In order for a foreign divorce to be recognized in Canada, it must first be valid under the laws of that country.
Section 22(1) of the Divorce Act addresses the recognition of foreign divorces in Canada as follows:
“A divorce granted, on or after the coming into force of this Act, pursuant to a law of a country or subdivision of a country other than Canada by a tribunal or other authority having jurisdiction to do so shall be recognized for all purposes of determining the marital status in Canada of any person, if either former spouse was ordinarily resident in that country or subdivision for at least one year immediately preceding the commencement of proceedings for the divorce.”
Section 22(3) of the Divorce Act preserves pre-existing common law rules regarding foreign divorce:
“Nothing in this section abrogates or derogates from any other rule of law respecting the recognition of divorces granted otherwise than under this Act.”

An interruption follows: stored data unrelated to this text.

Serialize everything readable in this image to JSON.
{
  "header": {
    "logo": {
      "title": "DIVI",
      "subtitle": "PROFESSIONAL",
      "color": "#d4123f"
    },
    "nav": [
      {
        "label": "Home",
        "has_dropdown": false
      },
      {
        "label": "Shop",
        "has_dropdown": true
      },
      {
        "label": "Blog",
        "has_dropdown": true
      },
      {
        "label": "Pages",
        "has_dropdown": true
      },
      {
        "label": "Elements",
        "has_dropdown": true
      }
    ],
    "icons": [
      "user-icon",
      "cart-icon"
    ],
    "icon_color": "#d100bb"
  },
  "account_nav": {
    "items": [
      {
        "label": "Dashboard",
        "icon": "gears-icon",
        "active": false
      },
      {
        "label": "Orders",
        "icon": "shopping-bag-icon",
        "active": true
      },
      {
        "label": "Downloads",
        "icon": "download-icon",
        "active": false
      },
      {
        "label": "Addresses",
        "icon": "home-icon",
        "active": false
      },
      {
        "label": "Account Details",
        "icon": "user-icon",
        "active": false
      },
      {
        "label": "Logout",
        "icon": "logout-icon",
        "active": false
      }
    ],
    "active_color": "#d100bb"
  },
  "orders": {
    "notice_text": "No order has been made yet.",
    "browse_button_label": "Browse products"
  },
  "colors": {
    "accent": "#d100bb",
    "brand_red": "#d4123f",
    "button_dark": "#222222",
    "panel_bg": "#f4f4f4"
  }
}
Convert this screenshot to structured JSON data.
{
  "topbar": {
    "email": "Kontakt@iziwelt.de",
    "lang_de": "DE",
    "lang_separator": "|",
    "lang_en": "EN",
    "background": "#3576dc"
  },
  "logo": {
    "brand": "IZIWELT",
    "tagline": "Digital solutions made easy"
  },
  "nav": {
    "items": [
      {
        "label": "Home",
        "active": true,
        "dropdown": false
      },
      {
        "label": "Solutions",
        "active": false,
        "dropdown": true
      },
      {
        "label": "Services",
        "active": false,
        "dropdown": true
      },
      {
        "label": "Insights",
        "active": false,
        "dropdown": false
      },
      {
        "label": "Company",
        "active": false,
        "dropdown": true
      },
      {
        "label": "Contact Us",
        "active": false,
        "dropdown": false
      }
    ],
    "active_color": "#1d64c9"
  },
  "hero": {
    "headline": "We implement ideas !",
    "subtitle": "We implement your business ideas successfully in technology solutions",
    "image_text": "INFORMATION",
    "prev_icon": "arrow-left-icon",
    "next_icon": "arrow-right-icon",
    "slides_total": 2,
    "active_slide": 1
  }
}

Even if neither spouse has lived in the other country for a full year, the foreign divorce may still be legal if the spouse who applied for the divorce can prove that he or she has a “real and substantial connection” with that country. For example, the spouse was born in that country, has family there, owns property there, travels there frequently or spends a significant amount of time there.
However, the Courts have refused to recognize a foreign divorce on the other grounds such as public policy, fraud and denial of natural justice. It is important to consult with lawyers in both countries regarding your foreign divorce.